Autocrine regulation of apoptosis and bcl-2 expression by nerve growth factor in early differentiating cerebellar granule neurons involves low affinity neurotrophin receptor.

摘要

Cerebellar granule neurons produce homogenous cultures that provide a unique opportunity for quantifying the apoptosis by propidium iodide- and deoxynucleotidyl transferase-flow cytometry combined analysis and for studying its regulation by neurotrophins. Nerve growth factor (NGF) was found to promote postmitotic survival by preventing apoptosis of newly formed and early differentiated granule neurons. This regulation could be through protein bcl-2, which was underexpressed in apoptotic granule neurons and up-regulated by NGF in a dose-dependent manner. Antibodies against low affinity NGF receptors (p75NTR) mimicked the effects of NGF, suggesting that this receptor, which is transiently expressed at high levels in postmitotic granule neurons, is involved in apoptosis signaling.
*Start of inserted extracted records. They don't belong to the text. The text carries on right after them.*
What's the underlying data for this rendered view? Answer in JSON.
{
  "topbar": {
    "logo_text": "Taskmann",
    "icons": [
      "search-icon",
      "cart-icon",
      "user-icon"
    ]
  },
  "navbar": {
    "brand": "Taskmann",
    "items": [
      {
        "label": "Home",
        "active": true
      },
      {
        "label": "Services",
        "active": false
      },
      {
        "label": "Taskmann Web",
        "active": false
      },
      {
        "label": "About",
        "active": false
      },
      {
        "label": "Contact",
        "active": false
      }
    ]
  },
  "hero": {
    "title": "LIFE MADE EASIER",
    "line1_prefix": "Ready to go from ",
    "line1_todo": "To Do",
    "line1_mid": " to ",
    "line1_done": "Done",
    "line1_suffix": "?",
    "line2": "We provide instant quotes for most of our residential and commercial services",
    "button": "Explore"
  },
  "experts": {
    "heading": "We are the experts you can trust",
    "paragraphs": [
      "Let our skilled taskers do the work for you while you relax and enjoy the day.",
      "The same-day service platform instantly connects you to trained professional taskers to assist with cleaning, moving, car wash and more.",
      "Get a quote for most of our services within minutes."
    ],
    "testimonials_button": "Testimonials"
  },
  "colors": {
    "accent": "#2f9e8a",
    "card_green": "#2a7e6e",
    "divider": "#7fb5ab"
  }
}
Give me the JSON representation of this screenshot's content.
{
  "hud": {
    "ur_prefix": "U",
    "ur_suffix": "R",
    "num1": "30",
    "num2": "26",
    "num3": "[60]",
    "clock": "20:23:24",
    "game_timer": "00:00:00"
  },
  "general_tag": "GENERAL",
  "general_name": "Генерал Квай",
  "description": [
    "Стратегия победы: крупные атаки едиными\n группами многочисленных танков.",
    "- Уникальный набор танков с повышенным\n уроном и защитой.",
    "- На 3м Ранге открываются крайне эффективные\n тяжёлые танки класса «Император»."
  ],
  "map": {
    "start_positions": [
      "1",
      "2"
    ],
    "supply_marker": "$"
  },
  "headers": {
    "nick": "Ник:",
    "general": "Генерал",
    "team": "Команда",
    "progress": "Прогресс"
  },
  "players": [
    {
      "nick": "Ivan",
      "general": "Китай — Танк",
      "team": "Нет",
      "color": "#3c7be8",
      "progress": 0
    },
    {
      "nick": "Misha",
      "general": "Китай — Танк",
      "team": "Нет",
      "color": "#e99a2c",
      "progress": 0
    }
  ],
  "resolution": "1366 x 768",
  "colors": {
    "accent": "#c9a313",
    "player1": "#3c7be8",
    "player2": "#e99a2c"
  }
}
Since these neurons constitutively produce NGF, this is the first demonstration of an autocrine regulation of apoptosis in the CNS. Preliminary results strongly suggest that neurotrophin-3 (NT-3) and brain derived neurotrophic factor (BDNF) are also involved in the regulation of cell death, by first promoting necrosis and then protecting the remaining cells from apoptosis. In contrast, NGF may protect against two forms of cell death and act preferentially at early stages of granule neuron development. The possibility that these neurotrophins may act in parallel and/or in sequence to regulate survival of developing granule neurons through different mechanisms is discussed in the light of findings on neurotrophin and p75NTR patterns, and p75NTR/high affinity Trk receptor coexpression.